Contract talks opened July 13 between the United Auto Workers union and the big three Detroit automakers. As GM, Ford, and Fiat Chrysler enter negotiations, at issue for the companies is labor costs.
GM and Ford are looking to cut labor cost that average $8 to $9 per hour higher than at Honda and Toyota. Fiat Chrysler would like to at least keep theirs from rising and remain stable.
The union is asking for pay raises including bumping up entry level pay to move newer workers into the middle class. Entry-level workers make $19.28 per hour while longtime workers are getting $29—a gap that must be bridged said UAW President Dennis Williams.
“Some of them are not part of the middle class like they should be,” said Williams referring to lower paid workers.
The union agreed to a two-tier wages to help with costs cuts in 2007, basically freezing hourly wages at 2005 rates.
“These negotiations will not be easy. But they are no more difficult than those we’ve had in the past,” said Williams. “We have a membership that has, because of the economy, had stagnant wages, and we plan to address that. We all plan to bridge that gap.”
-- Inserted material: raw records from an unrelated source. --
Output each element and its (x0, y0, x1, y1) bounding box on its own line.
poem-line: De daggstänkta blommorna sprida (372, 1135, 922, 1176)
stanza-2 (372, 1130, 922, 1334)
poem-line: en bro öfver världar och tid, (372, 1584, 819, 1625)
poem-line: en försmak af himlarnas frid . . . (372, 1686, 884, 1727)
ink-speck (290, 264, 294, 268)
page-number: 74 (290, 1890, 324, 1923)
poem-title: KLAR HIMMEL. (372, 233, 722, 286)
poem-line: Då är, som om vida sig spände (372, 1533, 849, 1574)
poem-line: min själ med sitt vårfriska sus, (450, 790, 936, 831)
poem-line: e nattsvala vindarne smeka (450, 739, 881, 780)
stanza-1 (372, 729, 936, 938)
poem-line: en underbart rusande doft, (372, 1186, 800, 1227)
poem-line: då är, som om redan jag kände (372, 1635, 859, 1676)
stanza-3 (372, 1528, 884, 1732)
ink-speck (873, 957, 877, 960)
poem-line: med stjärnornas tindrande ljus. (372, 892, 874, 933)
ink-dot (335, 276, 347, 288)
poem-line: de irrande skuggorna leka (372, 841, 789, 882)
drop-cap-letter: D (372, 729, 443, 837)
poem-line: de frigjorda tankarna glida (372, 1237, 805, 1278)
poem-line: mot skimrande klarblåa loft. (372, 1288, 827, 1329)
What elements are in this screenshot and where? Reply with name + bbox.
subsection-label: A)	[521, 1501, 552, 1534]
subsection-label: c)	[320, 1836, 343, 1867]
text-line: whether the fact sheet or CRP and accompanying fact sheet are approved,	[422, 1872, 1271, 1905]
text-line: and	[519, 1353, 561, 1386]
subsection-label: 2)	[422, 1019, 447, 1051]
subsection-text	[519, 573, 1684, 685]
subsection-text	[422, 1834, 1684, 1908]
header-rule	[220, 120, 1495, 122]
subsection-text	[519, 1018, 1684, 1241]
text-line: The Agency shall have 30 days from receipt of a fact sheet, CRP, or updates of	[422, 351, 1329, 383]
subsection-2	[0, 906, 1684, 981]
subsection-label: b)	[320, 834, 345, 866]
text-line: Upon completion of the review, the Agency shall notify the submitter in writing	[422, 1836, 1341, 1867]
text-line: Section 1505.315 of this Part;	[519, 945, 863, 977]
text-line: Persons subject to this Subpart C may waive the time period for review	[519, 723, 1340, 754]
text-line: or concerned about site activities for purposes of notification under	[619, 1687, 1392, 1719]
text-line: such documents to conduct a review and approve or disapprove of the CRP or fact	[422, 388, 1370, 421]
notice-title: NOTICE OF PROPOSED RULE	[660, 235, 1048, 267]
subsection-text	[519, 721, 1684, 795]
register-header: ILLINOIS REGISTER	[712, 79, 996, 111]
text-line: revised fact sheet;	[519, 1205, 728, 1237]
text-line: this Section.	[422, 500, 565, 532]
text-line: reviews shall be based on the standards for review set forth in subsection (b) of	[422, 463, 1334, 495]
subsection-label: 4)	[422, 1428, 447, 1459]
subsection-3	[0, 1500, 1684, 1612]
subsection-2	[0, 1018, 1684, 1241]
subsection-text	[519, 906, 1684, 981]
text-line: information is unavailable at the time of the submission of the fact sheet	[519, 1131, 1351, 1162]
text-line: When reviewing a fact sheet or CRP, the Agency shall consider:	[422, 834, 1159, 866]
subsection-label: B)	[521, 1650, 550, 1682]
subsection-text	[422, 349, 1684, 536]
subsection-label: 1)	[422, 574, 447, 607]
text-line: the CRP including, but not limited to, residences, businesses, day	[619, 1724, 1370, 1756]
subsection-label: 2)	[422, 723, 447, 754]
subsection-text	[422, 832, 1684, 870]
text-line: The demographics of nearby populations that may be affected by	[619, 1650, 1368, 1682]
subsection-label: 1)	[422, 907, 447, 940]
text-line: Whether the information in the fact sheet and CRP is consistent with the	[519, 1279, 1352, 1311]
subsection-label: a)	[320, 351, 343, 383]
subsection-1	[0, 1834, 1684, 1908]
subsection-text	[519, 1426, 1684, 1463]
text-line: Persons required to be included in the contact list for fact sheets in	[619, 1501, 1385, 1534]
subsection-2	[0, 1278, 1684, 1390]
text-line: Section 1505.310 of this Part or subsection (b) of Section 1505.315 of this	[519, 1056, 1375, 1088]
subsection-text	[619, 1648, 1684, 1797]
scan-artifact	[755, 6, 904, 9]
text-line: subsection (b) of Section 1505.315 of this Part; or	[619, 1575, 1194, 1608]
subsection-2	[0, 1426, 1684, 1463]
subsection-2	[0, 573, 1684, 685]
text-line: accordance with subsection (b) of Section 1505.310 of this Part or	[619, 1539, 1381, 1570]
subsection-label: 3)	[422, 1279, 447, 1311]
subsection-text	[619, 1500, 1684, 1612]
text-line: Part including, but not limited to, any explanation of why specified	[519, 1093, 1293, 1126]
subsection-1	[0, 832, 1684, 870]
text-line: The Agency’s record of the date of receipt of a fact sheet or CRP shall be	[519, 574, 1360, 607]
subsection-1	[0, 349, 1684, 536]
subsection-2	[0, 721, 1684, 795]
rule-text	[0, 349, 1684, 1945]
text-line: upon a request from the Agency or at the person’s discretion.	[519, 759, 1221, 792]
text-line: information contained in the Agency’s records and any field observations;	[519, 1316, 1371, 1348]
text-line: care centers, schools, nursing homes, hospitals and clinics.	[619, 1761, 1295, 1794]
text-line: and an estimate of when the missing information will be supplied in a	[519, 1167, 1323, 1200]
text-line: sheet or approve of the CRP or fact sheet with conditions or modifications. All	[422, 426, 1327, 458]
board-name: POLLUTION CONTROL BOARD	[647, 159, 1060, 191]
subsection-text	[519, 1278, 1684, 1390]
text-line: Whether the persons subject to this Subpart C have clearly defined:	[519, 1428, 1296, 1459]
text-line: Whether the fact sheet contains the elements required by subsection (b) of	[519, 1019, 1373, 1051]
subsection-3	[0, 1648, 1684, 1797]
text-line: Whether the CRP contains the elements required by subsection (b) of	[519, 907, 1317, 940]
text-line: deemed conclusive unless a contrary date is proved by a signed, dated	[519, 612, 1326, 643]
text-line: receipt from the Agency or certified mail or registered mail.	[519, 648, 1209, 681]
The union is also asking for guarantees of job security as more automotive manufacturing jobs are moved to Mexico to take advantage of lower labor rates and the country’s free trade deals. Ford announced last week it will move production of the Ford Focus and C-Max to Mexico by 2018 and end production at the Wayne Assembly plant.
Health care is expected to be another issue hotly contended. UAW workers have enjoyed first-class health care benefits and increased deductions or higher premium payments are likely to be met with hostility by workers.
The current four-year labor agreements with GM, Ford, and Fiat Chrysler expire on Sept. 14 at midnight. This will be the first year since 2007 that the union has the right to strike although union officials will try to avoid it.
“To me a strike is failure,” Williams said. “I am not afraid of confrontation, but I don’t want one and our members don’t want one.”
Avoiding a strike would be good news for the steel industry. A prolonged strike could affect steel production and sale volumes during the industry’s own labor negotiations and during a time when mills are struggling to get pricing and sales back to normal.
“We must continue working as a team to put the customer first, protect the long-term health of the company, bolster shareholder value and strengthen job security,” said GM CEO Mary Barra. “The global competition is intense, but if we continue to collaborate, there are opportunities for growth that will benefit our employees and the business.”